Sometime back I described how I was porting the VFLib algorithms to Java, so that we could use it for substructure search, since the current UniversalIsomorphismTester is pretty slow for this task, in general. While I had translated the Ullman algorithm implementation of VFLib and shown that it outperformed the CDK method, it turned out that didn’t work for certain cases such as finding CCC in C1CC1. This was due to a different definition of isomorphism that VFLib used. Instead, I tried to convert the VF2 implementation to Java. The motivation was that it does indeed perform substructure matching as is usually understood in cheminformatics, and was also reported to be extremely fast. Unfortunately, my translation was buggy and I put it on hold.

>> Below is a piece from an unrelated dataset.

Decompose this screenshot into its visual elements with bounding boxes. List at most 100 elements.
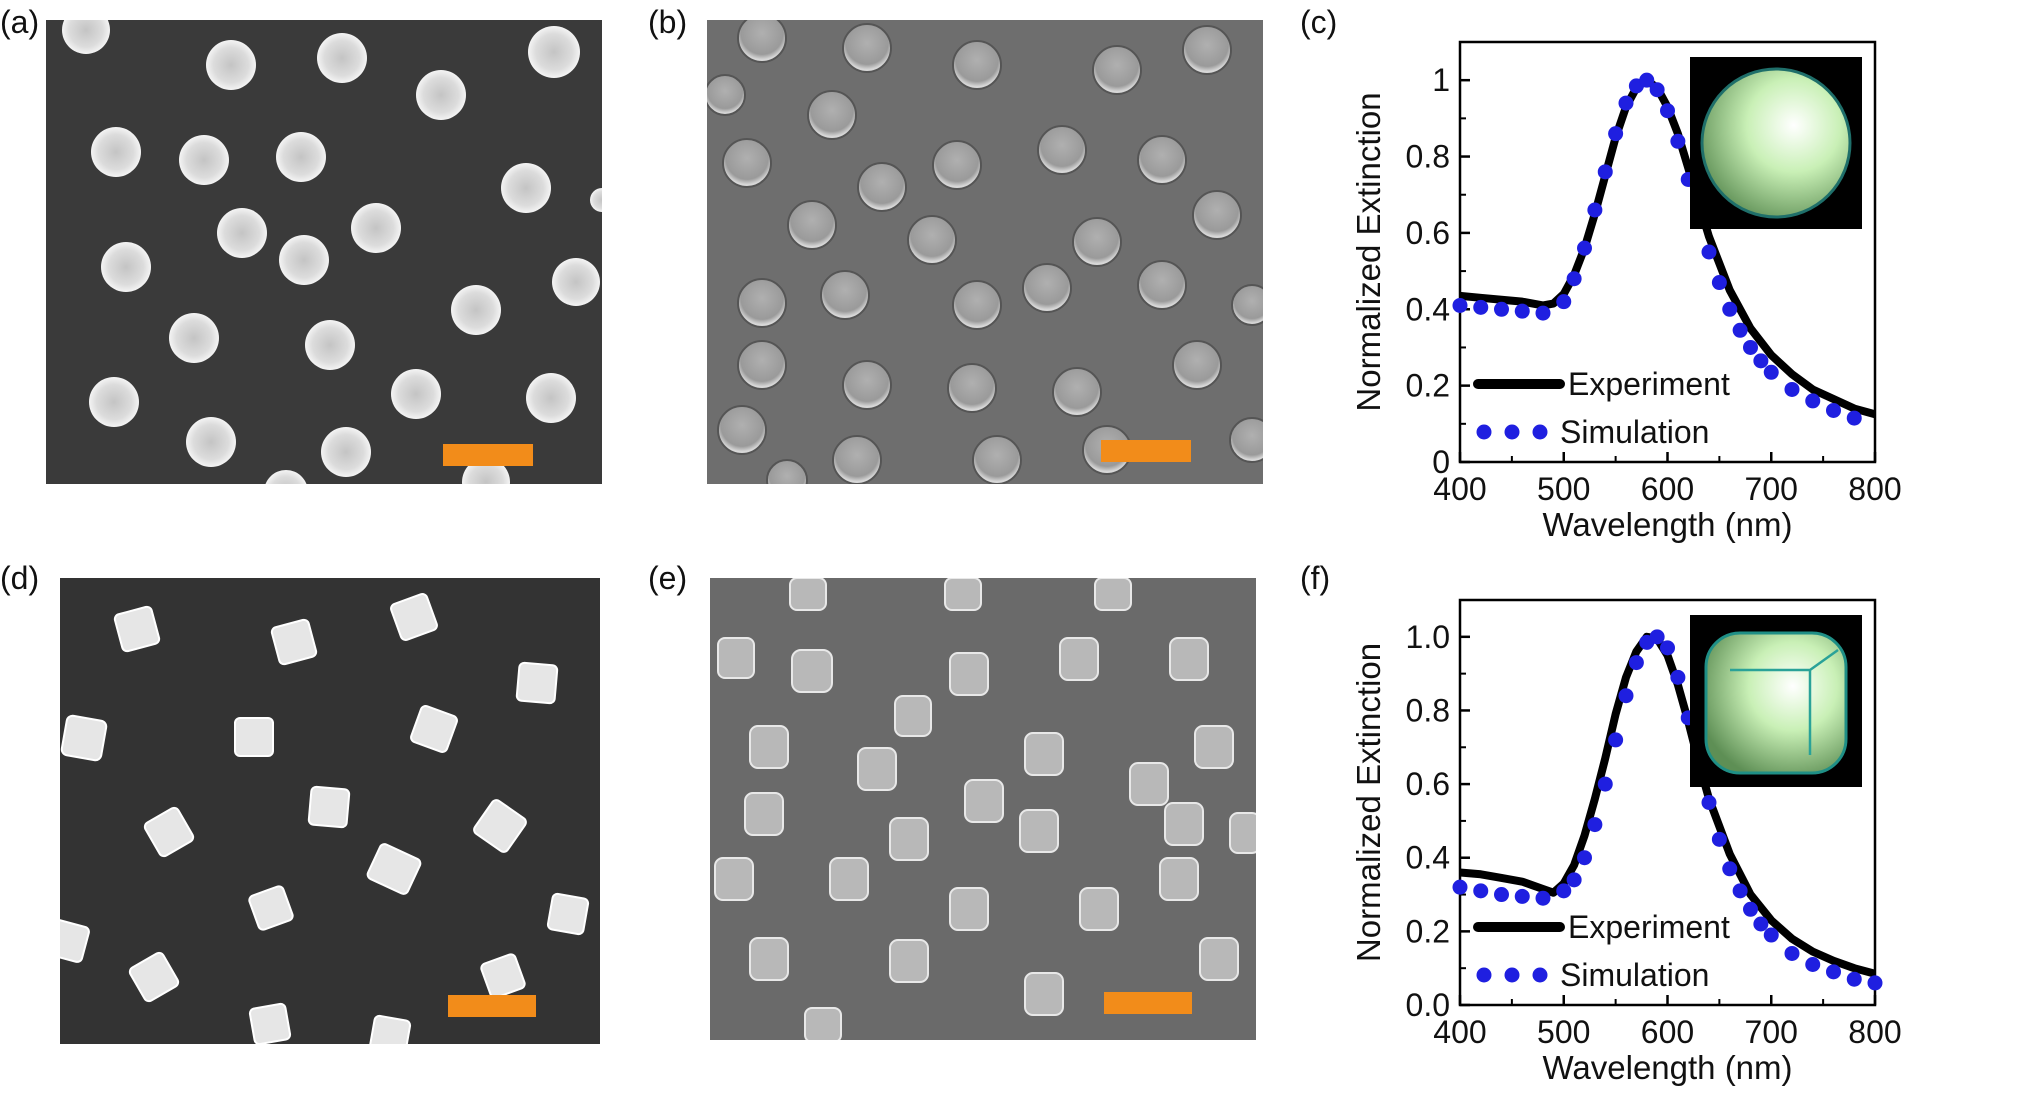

Rich Apodaca took an interest and posted his (initial) port of the VFLib code, based on his own cheminformatics toolkit. Simultaneously, Mark Rijnbeek at the EBI decided to take a look at my code and managed to iron out the bugs, resulting in a Java version of the VF2 and Ullman implementations from VFLib that was based on the CDK for atom and bond matching. He recently sent me some benchmarks, which indicate that VF2 pretty much blows away Ullman for complex queries and is also faster than the current CDK code. He considered the following structure as the query
Clearly, this is not a structure that one would commonly use as a query molecule. However, it did occur as a substructure in a number of compounds in the Starlite database and while not necessarily realistic, is a stress test for a subgraph isomorphism algorithm. He then measured the time taken to perform the query against a bunch of compounds, using the Ullman, VF2 and CDK algorithms. The results are summarized below:
For each method, the same target compounds were employed. It should also be noted that the CDK code employs a heuristic filter (if the target has no nitrogens, it can’t match a query containing a nitrogen, etc.). As a result, it breaks out of the search in many cases, resulting in a query time of 0ms. But, impressively, the VF2 code performs very well, even though it is doing a substructure search for each target molecule (i.e., no heuristics to prevent an impossible search from being performed). Now, this is just one benchmark. It will be interesting to see the performance on small query structures – my initial results seem to indicate that VF2 is in general faster than the current CDK code, but not always by a significant amount (mean speedup for a small set of test cases was 17%, with a maximum of 90%). But this needs to be done more rigorously.
But many thanks to Mark for working on this problem – this will be of great benefit to the CDK!
Another final issue remains and that is the fact that the VF2 code seems to return the unique set of matches. Thus when matching benzene against benzophenone there are two unique matches (one for each benzene ring). But since each benzene ring can be matched to the query benzene ring in 12 ways, there are a total of 24 non-unique matches. Now, I cannot think of a scenario where one needs the non-unique matches, so it seems that the current form of the VF2 algorithm is good enough. However, I’m probably missing something obvious, so if anybody knows why we might need all the non-unique matches, it would be appreciated.